Thaddeus: Deinen Best-of-Gedanken von eben verstehe ich. Aus Fan-Sicht wäre das ja im Idealfall das perfekte Album. Perfekt finde ich das hier nicht, nur über weite Strecken einfach sehr gut. Um weiter in deinem Kopf zu kramen: Dir ist das a) nicht innovativ genug, sondern vielmehr zu rezitativ und b) zu stromlinienförmig. Liege ich damit richtig?

Martin: Es ist natürlich herrlich, von Herrn Herrmann bekramt zu werden. Musikalisches Erleben ist meiner Meinung nach immer eine Spiegelung des Selbst, vor allem in jungen Jahren. 1989 war ich aber sowas von HipHop-trunken, da war The Cure einfach nicht mehr auf meinem Schirm.
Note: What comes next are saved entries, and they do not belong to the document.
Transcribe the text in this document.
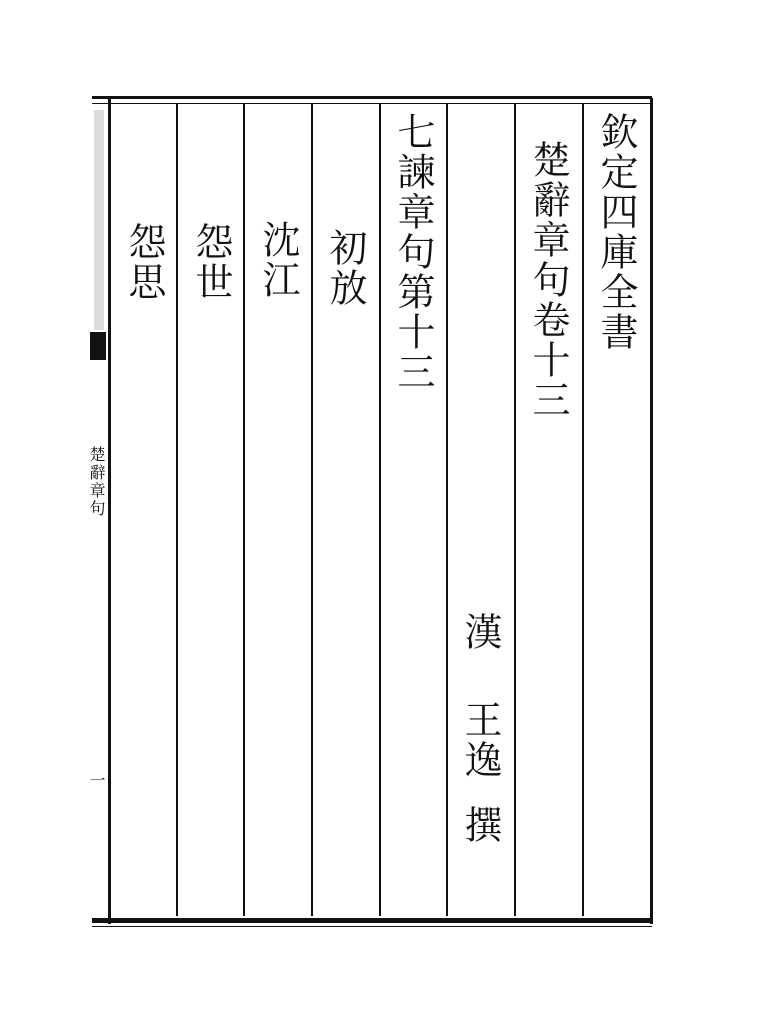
欽定四庫全書
楚辭章句卷十三
漢
王逸
撰
七諫章句第十三
初放
沈江
怨世
怨思
楚辭章句
一
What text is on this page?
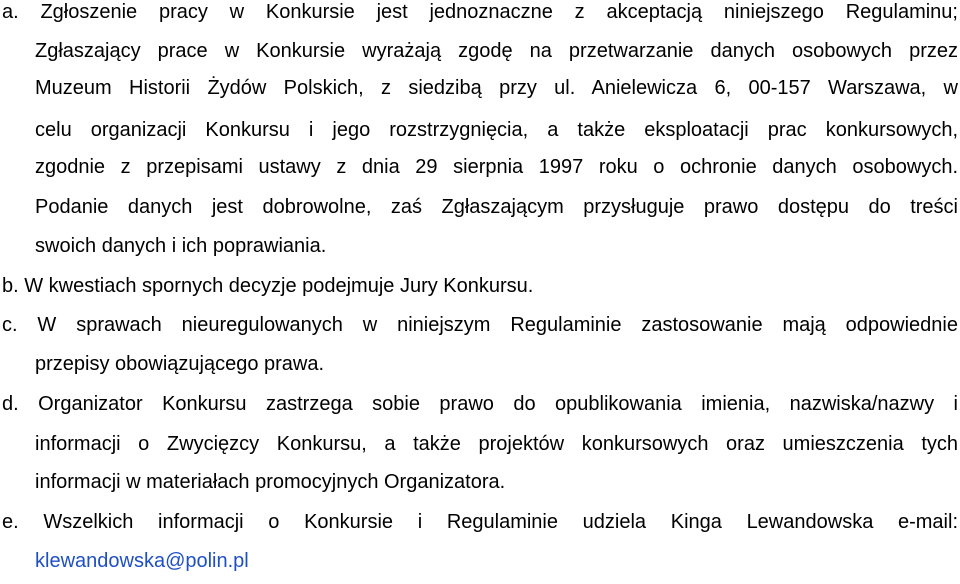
a. Zgłoszenie pracy w Konkursie jest jednoznaczne z akceptacją niniejszego Regulaminu;

Zgłaszający prace w Konkursie wyrażają zgodę na przetwarzanie danych osobowych przez

Muzeum Historii Żydów Polskich, z siedzibą przy ul. Anielewicza 6, 00-157 Warszawa, w

celu organizacji Konkursu i jego rozstrzygnięcia, a także eksploatacji prac konkursowych,

zgodnie z przepisami ustawy z dnia 29 sierpnia 1997 roku o ochronie danych osobowych.

Podanie danych jest dobrowolne, zaś Zgłaszającym przysługuje prawo dostępu do treści

swoich danych i ich poprawiania.

b. W kwestiach spornych decyzje podejmuje Jury Konkursu.

c. W sprawach nieuregulowanych w niniejszym Regulaminie zastosowanie mają odpowiednie

przepisy obowiązującego prawa.

d. Organizator Konkursu zastrzega sobie prawo do opublikowania imienia, nazwiska/nazwy i

informacji o Zwycięzcy Konkursu, a także projektów konkursowych oraz umieszczenia tych

informacji w materiałach promocyjnych Organizatora.

e. Wszelkich informacji o Konkursie i Regulaminie udziela Kinga Lewandowska e-mail:

klewandowska@polin.pl
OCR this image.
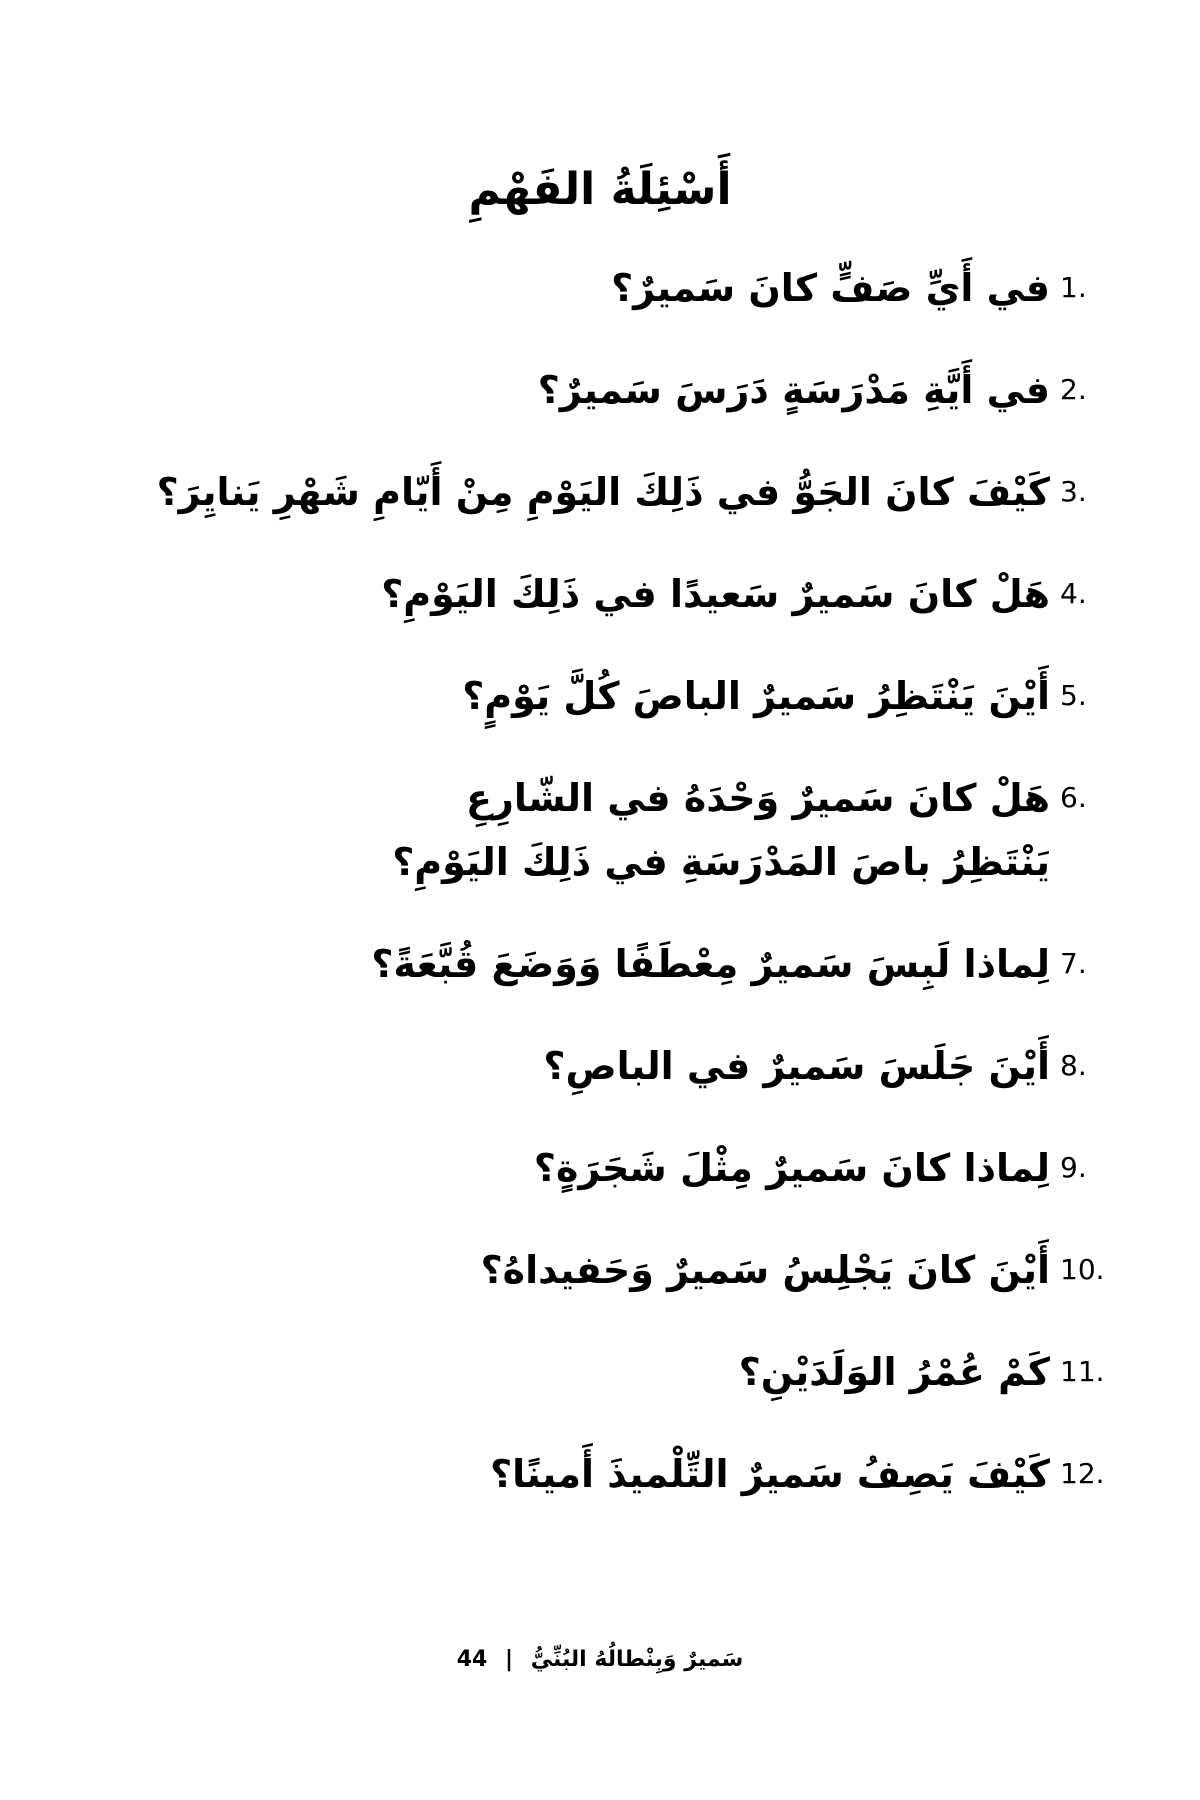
أَسْئِلَةُ الفَهْمِ
1.
في أَيِّ صَفٍّ كانَ سَميرٌ؟
2.
في أَيَّةِ مَدْرَسَةٍ دَرَسَ سَميرٌ؟
3.
كَيْفَ كانَ الجَوُّ في ذَلِكَ اليَوْمِ مِنْ أَيّامِ شَهْرِ يَنايِرَ؟
4.
هَلْ كانَ سَميرٌ سَعيدًا في ذَلِكَ اليَوْمِ؟
5.
أَيْنَ يَنْتَظِرُ سَميرٌ الباصَ كُلَّ يَوْمٍ؟
6.
هَلْ كانَ سَميرٌ وَحْدَهُ في الشّارِعِ يَنْتَظِرُ باصَ المَدْرَسَةِ في ذَلِكَ اليَوْمِ؟
7.
لِماذا لَبِسَ سَميرٌ مِعْطَفًا وَوَضَعَ قُبَّعَةً؟
8.
أَيْنَ جَلَسَ سَميرٌ في الباصِ؟
9.
لِماذا كانَ سَميرٌ مِثْلَ شَجَرَةٍ؟
10.
أَيْنَ كانَ يَجْلِسُ سَميرٌ وَحَفيداهُ؟
11.
كَمْ عُمْرُ الوَلَدَيْنِ؟
12.
كَيْفَ يَصِفُ سَميرٌ التِّلْميذَ أَمينًا؟
سَميرٌ وَبِنْطالُهُ البُنِّيُّ | 44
Wenn ich jetzt etwas höre, was mich damals nicht interessierte, ist das merkwürdig. Ich möchte The Cure in guter Erinnerung behalten, das Album hier stört mich dabei. Jetzt, nach dem dritten Hördurchgang drängt sich mir so eine mögliche Verbindung zu Shoegaze auf. Möglicherweise haben die Schuhspitzen-Herren zu sehr an der „Disintegration“ geschnüffelt und sich taumelnd in dieses Loch fallen lassen.

„Der erhabene Duktus der ersten Tracks wirkte nach, wurde auf „Disintegration“ aber natürlich auch nicht erfunden.“

Thaddeus: Aus dieser These würde Simon Reynolds ein Buch machen, was unter Umständen sogar ganz unterhaltsam sein könnte. Ich weiß nicht recht, ob ich mich darauf einlassen möchte. Ein großer Einfluss für die Shoegazer*innen war das Album bestimmt, eins zu eins übersetzt wurde hier aber nichts. Das ist eher und mal wieder eine Frage des Gefühls: Der erhabene Duktus der ersten Tracks wirkte nach, wurde auf „Disintegration“ aber natürlich auch nicht erfunden. Und: Shoegaze ist ohnehin ein viel zu heterogener Begriff, kaum mehr als ein musikalischer Regenschirm, unter dem sich ganz unterschiedliche Entwürfe entwickelten. Für mich ist das Album ganz klassisches Cure-Material, trotz allem Wandel. Die betonte Kühle der frühen 1980er-Jahre ist einer gewissen Wärme gewichen, die die Musik natürlich auch für viele Menschen nachvollziehbarer macht – einladender. Der Cocoon öffnet sich – über den Sound. Ob man jedoch mag, was hintenrum passiert, müssen dann alle selbst entscheiden.

Martin: Das Album hat so eine endlose Wiederholung in sich, die Intros wollen gar nicht aufhören, alle starren beim achten Loop irgendwohin, in die Ecke, auf den Verstärker – warum nicht auf die Schuhe? Denselben Track sechsmal variieren, ich möchte nicht in der Haut beziehungsweise in den Augen der zur Begleitband degradierten Musiker gesteckt haben. Darum die Idee mit der Blickrichtung. Nach unten ist sicherlich eine mögliche Lösung.

Thaddeus: Simon? Ja, hi, hier ist Thaddi. Du musst dieses Buch doch nicht schreiben. Nee, hat sich erledigt – der Raabe hat hier gerade ganz wunderbar die These geschärft. Der macht das selbst. Was? Ja, natürlich bekommst du eine Kopie vorab, ist doch Ehrensache.